The transcript repeatedly points to making the model verify its own assumptions: use a pre-prompt that asks it to think like a person running through actions, request detailed step-by-step reasoning, and explicitly ask it to confirm uncertain details before concluding. The model also appears to benefit from prompts that encourage self-evaluation and verification rather than jumping to an answer.

How did o1 preview and o1 mini differ in the bedroom organization and other tasks?

o1 preview produced a more structured, multi-step plan for organizing a cluttered bedroom (laundry first, then bed, surfaces/electronics, floor items, and final inspection). o1 mini often thought for fewer seconds and sometimes returned a worse or incomplete response, suggesting a tradeoff between reasoning depth and responsiveness.

What do the reported benchmarks and community reactions imply about real-world usefulness?

Benchmarks cited in the transcript show o1 improving across math, competitive programming, and physics-oriented evaluations, with stronger results for the full model than for preview.
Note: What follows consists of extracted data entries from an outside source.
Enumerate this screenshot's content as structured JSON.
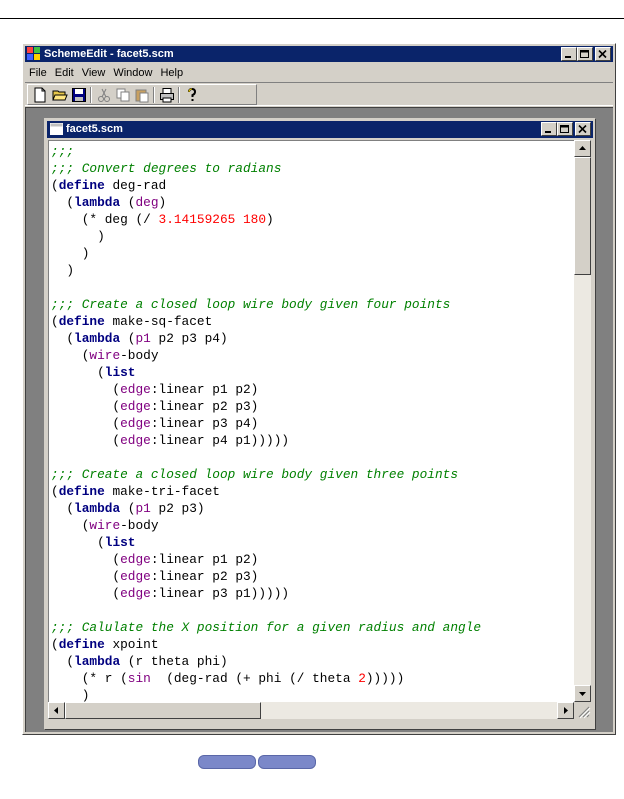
{
  "app": {
    "title": "SchemeEdit - facet5.scm",
    "menu": [
      "File",
      "Edit",
      "View",
      "Window",
      "Help"
    ],
    "toolbar_icons": [
      "new-file-icon",
      "open-folder-icon",
      "save-disk-icon",
      "cut-icon",
      "copy-icon",
      "paste-icon",
      "print-icon",
      "help-icon"
    ]
  },
  "document": {
    "title": "facet5.scm",
    "lines": [
      [
        {
          "t": ";;;",
          "c": "c"
        }
      ],
      [
        {
          "t": ";;; Convert degrees to radians",
          "c": "c"
        }
      ],
      [
        {
          "t": "(",
          "c": "b"
        },
        {
          "t": "define",
          "c": "k"
        },
        {
          "t": " deg-rad",
          "c": "b"
        }
      ],
      [
        {
          "t": "  (",
          "c": "b"
        },
        {
          "t": "lambda",
          "c": "k"
        },
        {
          "t": " (",
          "c": "b"
        },
        {
          "t": "deg",
          "c": "p"
        },
        {
          "t": ")",
          "c": "b"
        }
      ],
      [
        {
          "t": "    (* deg (/ ",
          "c": "b"
        },
        {
          "t": "3.14159265 180",
          "c": "n"
        },
        {
          "t": ")",
          "c": "b"
        }
      ],
      [
        {
          "t": "      )",
          "c": "b"
        }
      ],
      [
        {
          "t": "    )",
          "c": "b"
        }
      ],
      [
        {
          "t": "  )",
          "c": "b"
        }
      ],
      [
        {
          "t": "",
          "c": "b"
        }
      ],
      [
        {
          "t": ";;; Create a closed loop wire body given four points",
          "c": "c"
        }
      ],
      [
        {
          "t": "(",
          "c": "b"
        },
        {
          "t": "define",
          "c": "k"
        },
        {
          "t": " make-sq-facet",
          "c": "b"
        }
      ],
      [
        {
          "t": "  (",
          "c": "b"
        },
        {
          "t": "lambda",
          "c": "k"
        },
        {
          "t": " (",
          "c": "b"
        },
        {
          "t": "p1",
          "c": "p"
        },
        {
          "t": " p2 p3 p4)",
          "c": "b"
        }
      ],
      [
        {
          "t": "    (",
          "c": "b"
        },
        {
          "t": "wire",
          "c": "p"
        },
        {
          "t": "-body",
          "c": "b"
        }
      ],
      [
        {
          "t": "      (",
          "c": "b"
        },
        {
          "t": "list",
          "c": "k"
        }
      ],
      [
        {
          "t": "        (",
          "c": "b"
        },
        {
          "t": "edge",
          "c": "p"
        },
        {
          "t": ":linear p1 p2)",
          "c": "b"
        }
      ],
      [
        {
          "t": "        (",
          "c": "b"
        },
        {
          "t": "edge",
          "c": "p"
        },
        {
          "t": ":linear p2 p3)",
          "c": "b"
        }
      ],
      [
        {
          "t": "        (",
          "c": "b"
        },
        {
          "t": "edge",
          "c": "p"
        },
        {
          "t": ":linear p3 p4)",
          "c": "b"
        }
      ],
      [
        {
          "t": "        (",
          "c": "b"
        },
        {
          "t": "edge",
          "c": "p"
        },
        {
          "t": ":linear p4 p1)))))",
          "c": "b"
        }
      ],
      [
        {
          "t": "",
          "c": "b"
        }
      ],
      [
        {
          "t": ";;; Create a closed loop wire body given three points",
          "c": "c"
        }
      ],
      [
        {
          "t": "(",
          "c": "b"
        },
        {
          "t": "define",
          "c": "k"
        },
        {
          "t": " make-tri-facet",
          "c": "b"
        }
      ],
      [
        {
          "t": "  (",
          "c": "b"
        },
        {
          "t": "lambda",
          "c": "k"
        },
        {
          "t": " (",
          "c": "b"
        },
        {
          "t": "p1",
          "c": "p"
        },
        {
          "t": " p2 p3)",
          "c": "b"
        }
      ],
      [
        {
          "t": "    (",
          "c": "b"
        },
        {
          "t": "wire",
          "c": "p"
        },
        {
          "t": "-body",
          "c": "b"
        }
      ],
      [
        {
          "t": "      (",
          "c": "b"
        },
        {
          "t": "list",
          "c": "k"
        }
      ],
      [
        {
          "t": "        (",
          "c": "b"
        },
        {
          "t": "edge",
          "c": "p"
        },
        {
          "t": ":linear p1 p2)",
          "c": "b"
        }
      ],
      [
        {
          "t": "        (",
          "c": "b"
        },
        {
          "t": "edge",
          "c": "p"
        },
        {
          "t": ":linear p2 p3)",
          "c": "b"
        }
      ],
      [
        {
          "t": "        (",
          "c": "b"
        },
        {
          "t": "edge",
          "c": "p"
        },
        {
          "t": ":linear p3 p1)))))",
          "c": "b"
        }
      ],
      [
        {
          "t": "",
          "c": "b"
        }
      ],
      [
        {
          "t": ";;; Calulate the X position for a given radius and angle",
          "c": "c"
        }
      ],
      [
        {
          "t": "(",
          "c": "b"
        },
        {
          "t": "define",
          "c": "k"
        },
        {
          "t": " xpoint",
          "c": "b"
        }
      ],
      [
        {
          "t": "  (",
          "c": "b"
        },
        {
          "t": "lambda",
          "c": "k"
        },
        {
          "t": " (r theta phi)",
          "c": "b"
        }
      ],
      [
        {
          "t": "    (* r (",
          "c": "b"
        },
        {
          "t": "sin",
          "c": "p"
        },
        {
          "t": "  (deg-rad (+ phi (/ theta ",
          "c": "b"
        },
        {
          "t": "2",
          "c": "n"
        },
        {
          "t": ")))))",
          "c": "b"
        }
      ],
      [
        {
          "t": "    )",
          "c": "b"
        }
      ]
    ]
  },
  "colors": {
    "comment": "#008000",
    "keyword": "#000080",
    "builtin": "#800080",
    "number": "#ff0000",
    "titlebar": "#0a246a"
  }
}
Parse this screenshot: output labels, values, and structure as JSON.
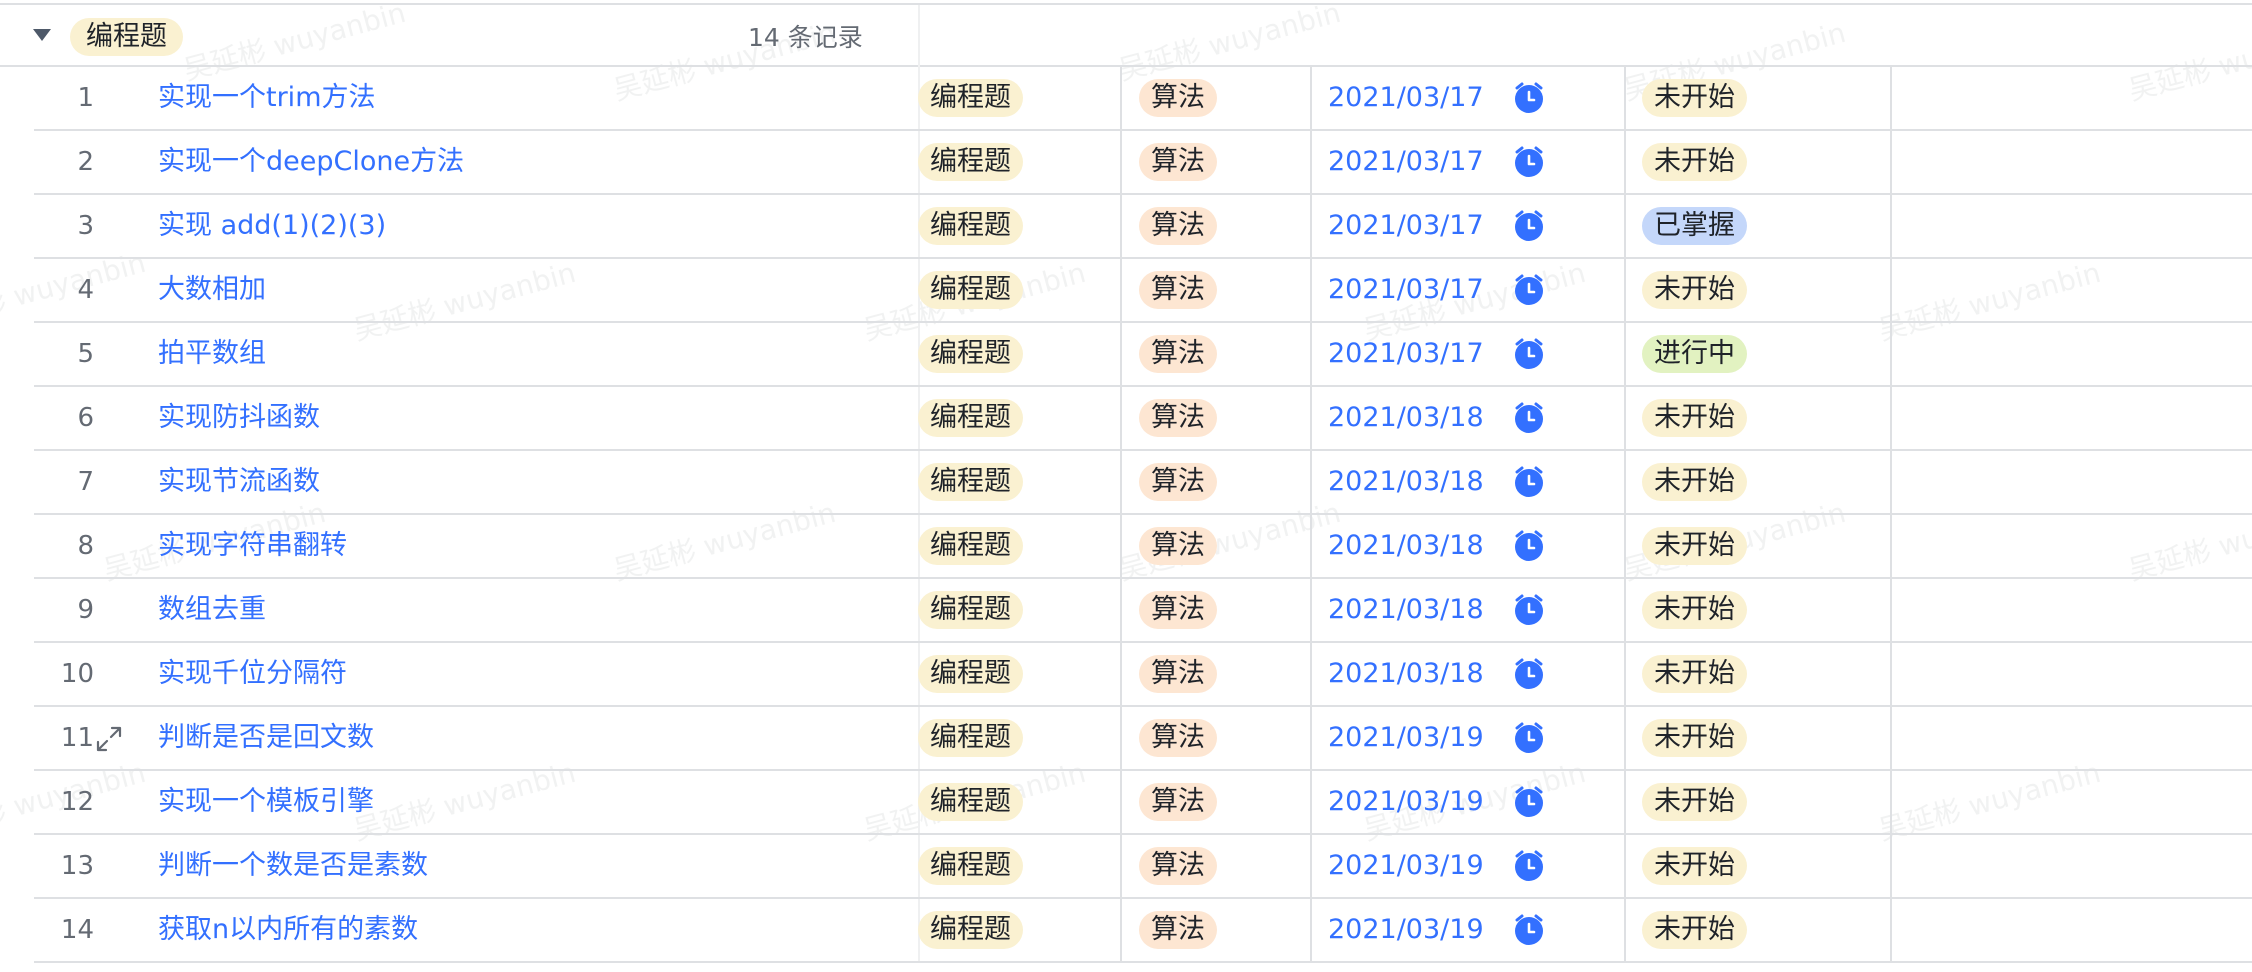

Community commentary adds a practical caveat: even with strong benchmarks, users may not notice improvements unless they prompt well, and o1 is not expected to be universally superior on every task.

Review Questions

  1. In the microwave-and-inverted-glass scenario, what specific detail had to be clarified for o1 preview to reach the correct conclusion?
  2. How do reinforcement learning training time and inference “thinking time” relate to the performance claims made for o1?
  3. What prompting techniques in the transcript appear to increase the odds of correct reasoning on multi-step problems?

Key Points

  1. 1

    OpenAI’s o1 models (“01 preview” and “01 mini”) are positioned as reasoning-first systems trained with reinforcement learning and longer internal chain-of-thought.

  2. 2

    Hands-on tests suggest o1 can outperform GPT-4o on logic tasks, but it may still fail when physical or procedural details are ambiguous.

  3. 3

    The microwave-and-ice example shows o1 often needs verification prompts that force re-checking where objects end up after each step.

  4. 4

    o1’s performance is reported to improve with more reinforcement learning compute and with more time spent “thinking” during inference.

  5. 5

    Prompting quality matters: being specific, requesting structured reasoning, and asking for verification can materially change outcomes.

  6. 6

    o1 preview tends to produce more complete, structured answers than o1 mini, which may think less and sometimes underperform.

  7. 7

    Community reactions emphasize both excitement about shipped reasoning capability and caution against expecting a universal “miracle” model.

Highlights

o1 preview reached the correct physics outcome only after prompts forced it to confirm whether the ice cubes were actually in the microwave step.
The “prompt heavy” pattern showed up repeatedly: demanding clarification and verification improved results more than simply asking the question once.
OpenAI’s blog-linked framing ties gains to reinforcement learning and to spending more time thinking before answering.
Community sentiment split between “finally shipped” excitement and reminders that better prompting may be required to notice improvements.